Meati Foods, a US-based animal free meat company, has announced that it has received a patent on a composition of matter containing Neurospora crassa, commercially known as MushroomRoot.
“The patent is a culmination of our years-long journey to have our foundational work with MushroomRoot and its wide-ranging food applications acknowledged and protected,” said Justin Whiteley, Meati Co-Founder and Chief Science Officer.
The company has also shared that, with the help of PIPA, it has completed an AI-driven study on the benefits of the plant-based product, which reportedly revealed a “range of health benefits” which come from MushroomRoot’s “whole food nutrient density”. The company has claimed that health benefits that come with eating the product include “addressing prevalent nutritional deficiencies and enhancing cardiovascular health”.
“Receiving our patent just after our AI initiative highlighted MushroomRoot’s significant potential for consumer health benefits is truly remarkable, as they together validate our long-term vision of creating not only new food categories but making existing foods more nutritious. The applications of MushroomRoot are truly limitless, and we’re in the driver’s seat with a mission to increase its consumption in service of healthier people and a healthier planet,” continued Whiteley.
On 12 September, the United States Patent and Trademark Office (USPTO) issued U.S. Patent No. 11,751,596 to Meati Foods, something that ensures exclusivity over Meati’s Neurospora crassa-based inventions until 2039.
But what can this recently patented product be used for in cooking?

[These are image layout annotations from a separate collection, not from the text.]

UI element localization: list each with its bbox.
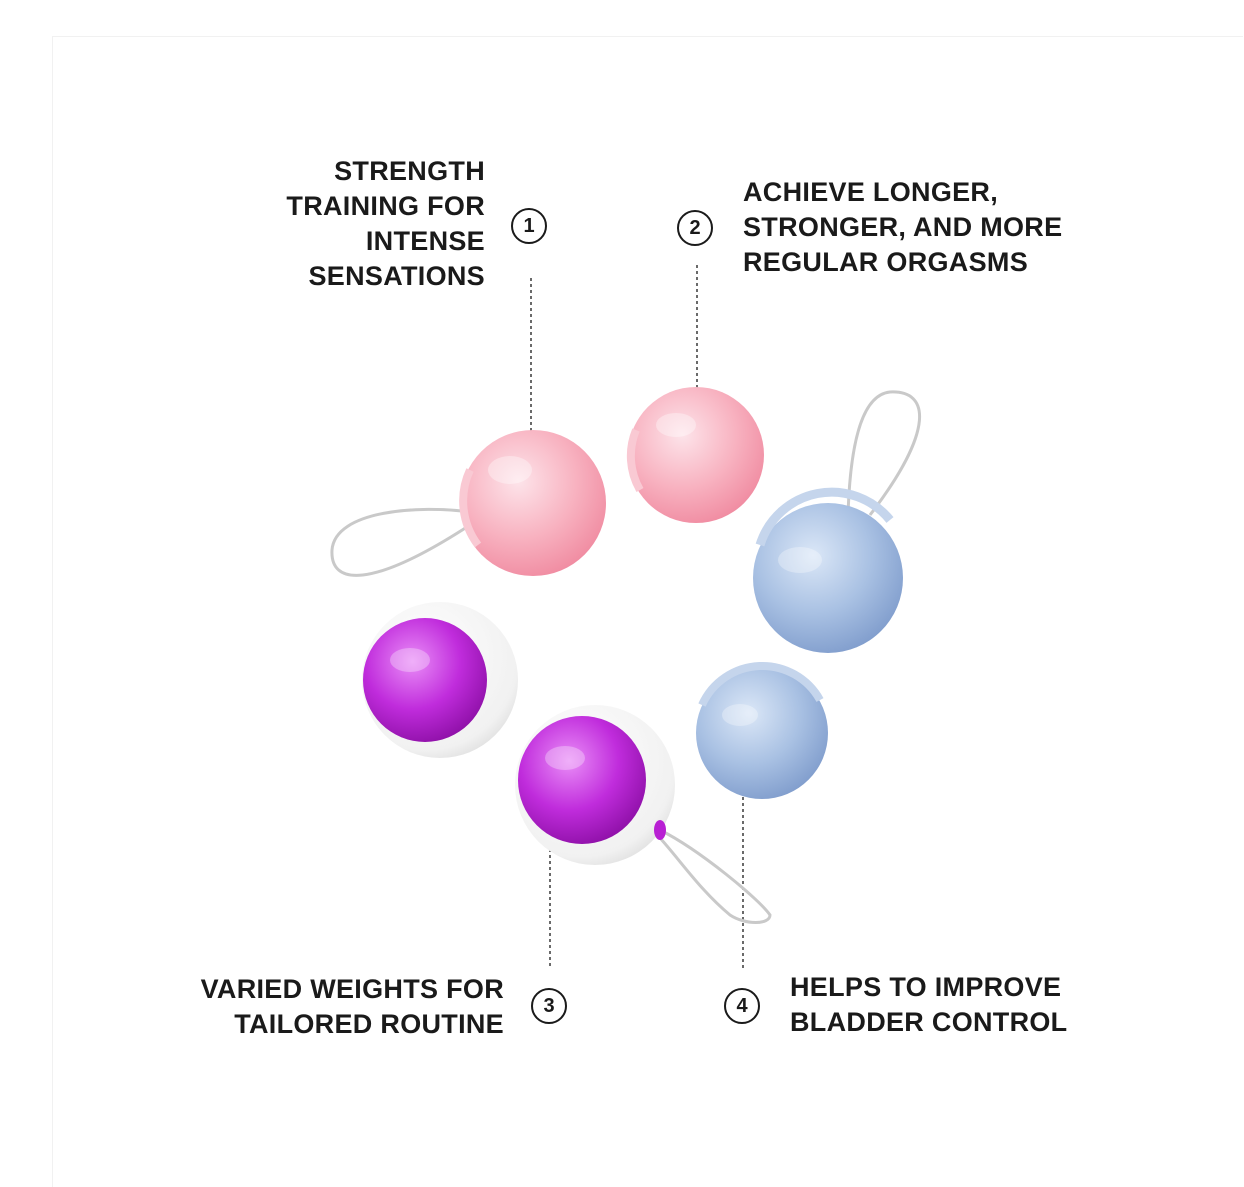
number-badge-icon: 3 bbox=[531, 988, 567, 1024]
number-badge-icon: 4 bbox=[724, 988, 760, 1024]
pink-ball-with-loop bbox=[330, 430, 606, 577]
number-badge-icon: 1 bbox=[511, 208, 547, 244]
number-badge-icon: 2 bbox=[677, 210, 713, 246]
feature-4-text: HELPS TO IMPROVE BLADDER CONTROL bbox=[790, 972, 1068, 1037]
pink-ball bbox=[626, 387, 764, 523]
feature-2-text: ACHIEVE LONGER, STRONGER, AND MORE REGUL… bbox=[743, 177, 1063, 277]
feature-3-text: VARIED WEIGHTS FOR TAILORED ROUTINE bbox=[200, 974, 504, 1039]
blue-ball-with-loop bbox=[753, 390, 921, 653]
product-feature-card bbox=[52, 36, 1243, 1187]
blue-ball bbox=[696, 662, 828, 799]
feature-1-text: STRENGTH TRAINING FOR INTENSE SENSATIONS bbox=[286, 156, 485, 291]
purple-duo-balls bbox=[362, 602, 772, 924]
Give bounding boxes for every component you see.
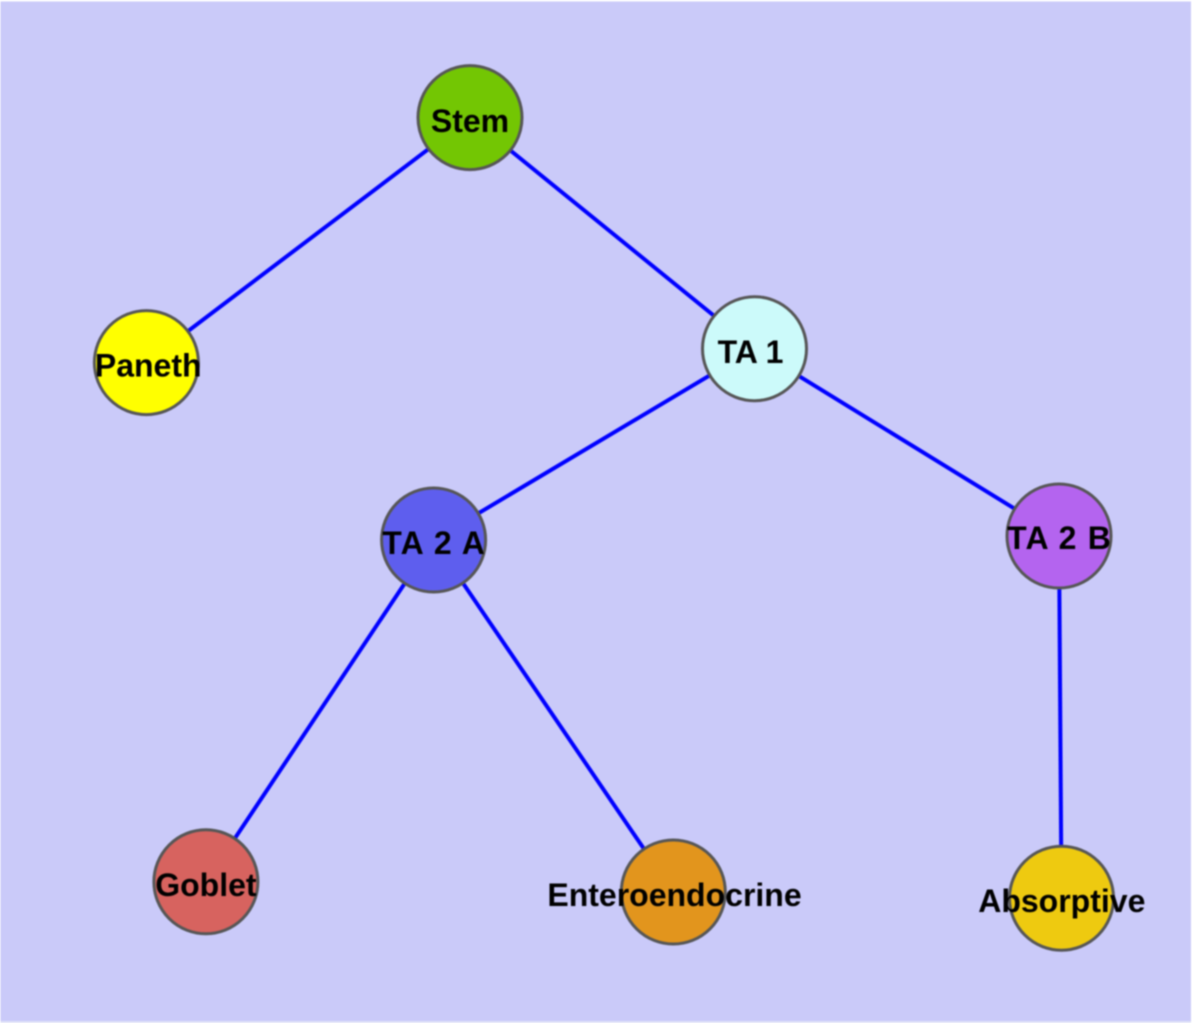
svg-text:Goblet: Goblet bbox=[155, 867, 257, 903]
svg-text:TA 2 A: TA 2 A bbox=[382, 525, 486, 561]
svg-text:Absorptive: Absorptive bbox=[978, 883, 1145, 919]
svg-text:TA 1: TA 1 bbox=[718, 334, 784, 370]
svg-text:TA 2 B: TA 2 B bbox=[1007, 520, 1112, 556]
svg-text:Stem: Stem bbox=[431, 103, 509, 139]
svg-text:Paneth: Paneth bbox=[95, 348, 202, 384]
svg-text:Enteroendocrine: Enteroendocrine bbox=[547, 877, 801, 913]
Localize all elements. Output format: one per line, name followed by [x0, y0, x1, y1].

Well according to Meati, the MushroomRoot is versatile and can be used in products such as whole-cut steaks, ground meats, seafood, powders and shelf-stable foods.
In the collaborative research carried out with the PIPA LEAP tool for predictive analysis, 14 key compounds were identified in MushroomRoot that reportedly “address gaps in achieving optimal nutrition”. In addition, the research identified “particularly rare” compounds in MushroomRoot with specific potential health benefits.
Going forward, Meati has said that its immediate focus will be to translate the clear health benefits into consumer-friendly health claims and deepening the scientific understanding of MushroomRoot’s potential health benefits.
“PIPA’s findings in this initial research using AI greatly accelerates our understanding of the wide range of public health benefits possible from regular consumption of mycelium as a whole food,” said Dr. Roberta Holt, a member of the UC Davis Department of Nutrition as well as Meati’s Science Advisory Board.
“The unexpected discovery of additional potentially beneficial compounds that are quite rare further emphasizes the importance of integrating AI into research to accelerate our scientific understanding of the complexity of whole food products like Meati, and their potential role in human health,” concluded Dr Holt.